The problem: Disney still relies on old-line TV channels for a colossal portion of its profit — and those outlets are being maimed by cord-cutting, sports programming costs and advertiser pullback. Disney’s linear networks (ESPN, Disney Channel, ABC, National Geographic, FX) reported $1.8 billion in operating income, down 35 percent from a year earlier. Revenue fell 7 percent.
Unlike most of its competitors, Disney has a safety net in the form of theme parks.

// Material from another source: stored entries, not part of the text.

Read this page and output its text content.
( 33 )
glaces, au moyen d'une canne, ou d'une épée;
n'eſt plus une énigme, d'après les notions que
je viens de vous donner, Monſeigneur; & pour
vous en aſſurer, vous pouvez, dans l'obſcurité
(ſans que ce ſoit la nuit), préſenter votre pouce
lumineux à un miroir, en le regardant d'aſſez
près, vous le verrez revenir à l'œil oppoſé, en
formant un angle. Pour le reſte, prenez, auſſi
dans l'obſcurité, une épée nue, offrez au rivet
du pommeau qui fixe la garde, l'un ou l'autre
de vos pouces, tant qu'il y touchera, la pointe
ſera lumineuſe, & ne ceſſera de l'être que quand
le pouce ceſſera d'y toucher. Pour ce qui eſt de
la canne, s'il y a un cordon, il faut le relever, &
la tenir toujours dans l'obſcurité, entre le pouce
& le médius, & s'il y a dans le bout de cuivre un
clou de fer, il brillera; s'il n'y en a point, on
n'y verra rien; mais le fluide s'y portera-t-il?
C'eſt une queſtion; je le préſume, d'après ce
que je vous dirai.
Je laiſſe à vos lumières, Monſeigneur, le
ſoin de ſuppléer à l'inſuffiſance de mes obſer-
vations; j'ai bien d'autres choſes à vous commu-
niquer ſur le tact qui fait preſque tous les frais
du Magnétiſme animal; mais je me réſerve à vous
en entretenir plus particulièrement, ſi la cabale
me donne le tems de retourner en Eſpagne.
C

Operating profit in the company’s Parks, Experiences and Products division climbed 22 percent, to $2.2 billion, as Disney resorts in Shanghai and Hong Kong finally began to recover from the pandemic. Disneyland Paris continued its attendance surge, which started last summer with the opening of a Marvel-themed expansion.
Attendance also increased at Disney World in Florida and Disneyland in California, although higher costs — the introduction of a new “Tron”-themed roller coaster, for instance — dented profitability in Florida. Disney Cruise Line bookings were strong, in part because of a recent expansion of its fleet, the company said.
It was Disney’s first full quarter under the second reign of Robert A. Iger, who returned as the chief executive in November. He replaced Bob Chapek, who was ousted by the board following a series of blunders, including the company’s response to contentious education legislation in Florida. The fallout from that matter has led to a legal battle with Gov. Ron DeSantis over Disney World’s future expansion and oversight.
As a whole, Disney generated $21.8 billion in sales, a 13 percent increase compared with last year, slightly surpassing analyst projections. Disney reported earnings per share of 93 cents, excluding certain items affecting comparisons, on par with analyst expectations.